In many ways, change and uncertainty are more palpable than ever at this writing, both on the island and off. Yet official postures and policies aside, musicians and dancers in Havana, New York, and elsewhere yearn to reenact the cultural connections that keep Cuban dance culture alive, and continue to do so through new projects and partnerships. Forms like timba and casino exist precisely because of those resistant acts. They are proof of and inspiration for further acts of mingling and sharing, reminding us of our humanity, resilience, and need for communal moments of pleasure and release. Understanding these deep-rooted connections – between musical sound, embodied listener, and socio-economic space – is the goal of my project and the work of today’s musicologist.

Sarah Town defended her dissertation, entitled “Timbeando en Nueva York: Cuban Dance Culture in Havana and New York City,” in March of 2017, thus completing her Ph.D. Musicology at Princeton University. Her research examines the histories, aesthetics, and circulation of Cuban timba and casino specifically, and Cuban dance cultures more generally. Sarah has presented papers before the American Musicological Society, the Society for Ethnomusicology, the Congress on Research in Dance and Society for Dance History Scholars, and the Latin American Studies Association, among other bodies. She has received awards from the Latin American and Caribbean Studies section of the Society for Ethnomusicology, the Díaz Ayala Collection at Florida International University, Princeton University, and City College of New York. Sarah has an article forthcoming on the role of social dance in the Cuban revolution as depicted through the lens of Cuban documentary film, and two others in the works: one on the rhythmic and compositional experimentations of New York-based timba musicians, and a second exploring Afro-Cuban aesthetics, affect, and the music-dance relationship in Cuban dance culture through the lens of the fundamental muelleo motion.

[1] In the lingo of the Cuban social dance called rueda de casino, “enchufla” is a basic inside turn, usually followed by a partner exchange. By adding “con vampiro” or “with vampire,” the caller asks dancers to mime vampiric actions, such as neck biting and blood sucking. Interpretations tend to be loose.
[2] Guapea is one of two basic steps and partnering relationships in Cuban casino, in which lead and follow move apart and together over a single eight-count.
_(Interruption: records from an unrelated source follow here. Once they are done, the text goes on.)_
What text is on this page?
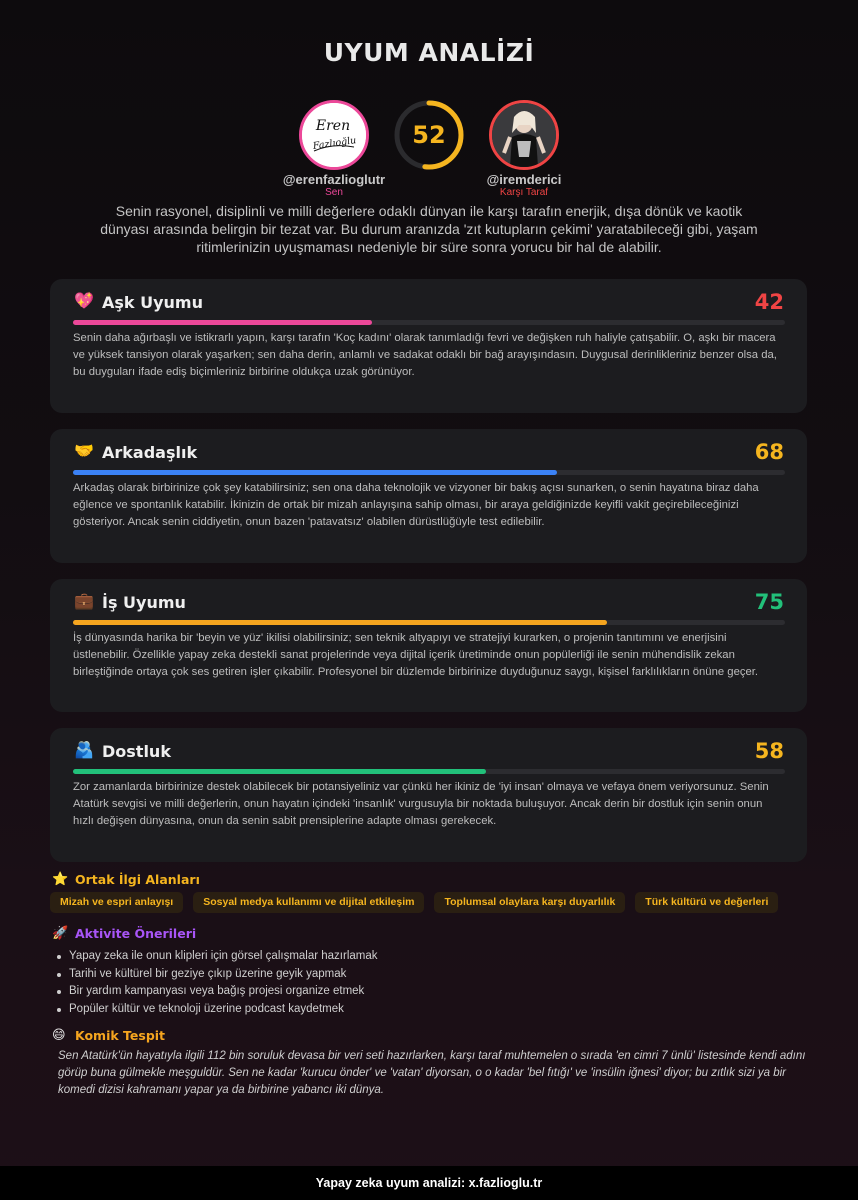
UYUM ANALİZİ
Eren
Fazlıoğlu
@erenfazlioglutr
Sen
52
@iremderici
Karşı Taraf
Senin rasyonel, disiplinli ve milli değerlere odaklı dünyan ile karşı tarafın enerjik, dışa dönük ve kaotik dünyası arasında belirgin bir tezat var. Bu durum aranızda 'zıt kutupların çekimi' yaratabileceği gibi, yaşam ritimlerinizin uyuşmaması nedeniyle bir süre sonra yorucu bir hal de alabilir.
💖 Aşk Uyumu	42
Senin daha ağırbaşlı ve istikrarlı yapın, karşı tarafın 'Koç kadını' olarak tanımladığı fevri ve değişken ruh haliyle çatışabilir. O, aşkı bir macera ve yüksek tansiyon olarak yaşarken; sen daha derin, anlamlı ve sadakat odaklı bir bağ arayışındasın. Duygusal derinlikleriniz benzer olsa da, bu duyguları ifade ediş biçimleriniz birbirine oldukça uzak görünüyor.
🤝 Arkadaşlık	68
Arkadaş olarak birbirinize çok şey katabilirsiniz; sen ona daha teknolojik ve vizyoner bir bakış açısı sunarken, o senin hayatına biraz daha eğlence ve spontanlık katabilir. İkinizin de ortak bir mizah anlayışına sahip olması, bir araya geldiğinizde keyifli vakit geçirebileceğinizi gösteriyor. Ancak senin ciddiyetin, onun bazen 'patavatsız' olabilen dürüstlüğüyle test edilebilir.
💼 İş Uyumu	75
İş dünyasında harika bir 'beyin ve yüz' ikilisi olabilirsiniz; sen teknik altyapıyı ve stratejiyi kurarken, o projenin tanıtımını ve enerjisini üstlenebilir. Özellikle yapay zeka destekli sanat projelerinde veya dijital içerik üretiminde onun popülerliği ile senin mühendislik zekan birleştiğinde ortaya çok ses getiren işler çıkabilir. Profesyonel bir düzlemde birbirinize duyduğunuz saygı, kişisel farklılıkların önüne geçer.
🫂 Dostluk	58
Zor zamanlarda birbirinize destek olabilecek bir potansiyeliniz var çünkü her ikiniz de 'iyi insan' olmaya ve vefaya önem veriyorsunuz. Senin Atatürk sevgisi ve milli değerlerin, onun hayatın içindeki 'insanlık' vurgusuyla bir noktada buluşuyor. Ancak derin bir dostluk için senin onun hızlı değişen dünyasına, onun da senin sabit prensiplerine adapte olması gerekecek.
⭐ Ortak İlgi Alanları
Mizah ve espri anlayışı	Sosyal medya kullanımı ve dijital etkileşim	Toplumsal olaylara karşı duyarlılık	Türk kültürü ve değerleri
🚀 Aktivite Önerileri
Yapay zeka ile onun klipleri için görsel çalışmalar hazırlamak
Tarihi ve kültürel bir geziye çıkıp üzerine geyik yapmak
Bir yardım kampanyası veya bağış projesi organize etmek
Popüler kültür ve teknoloji üzerine podcast kaydetmek
😄 Komik Tespit
Sen Atatürk'ün hayatıyla ilgili 112 bin soruluk devasa bir veri seti hazırlarken, karşı taraf muhtemelen o sırada 'en cimri 7 ünlü' listesinde kendi adını görüp buna gülmekle meşguldür. Sen ne kadar 'kurucu önder' ve 'vatan' diyorsan, o o kadar 'bel fıtığı' ve 'insülin iğnesi' diyor; bu zıtlık sizi ya bir komedi dizisi kahramanı yapar ya da birbirine yabancı iki dünya.
Yapay zeka uyum analizi: x.fazlioglu.tr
[3] See respectively, e.g. John Chernoff, African Rhythm and African Sensibilities: Aesthetics and Social Action in African Musical Idioms, (Chicago: University of Chicago Press, 1979) and Kofi Agawu, African Rhythm: A Northern Ewe Perspective, (Cambridge: Cambridge University Press, 1995); Yvonne Daniel, Rumba: Dance and Social Change in Contemporary Cuba, (Bloomington: Indiana University Press, 1995) and Vincenzo Perna, Timba: The Sound of the Cuban Crisis, (Aldershot: Ashgate, 2005); Mark Butler, Unlocking the Groove: Rhythm, Meter, and Musical Design in Electronic Dance Music, (Bloomington: Indiana University Press, 2006).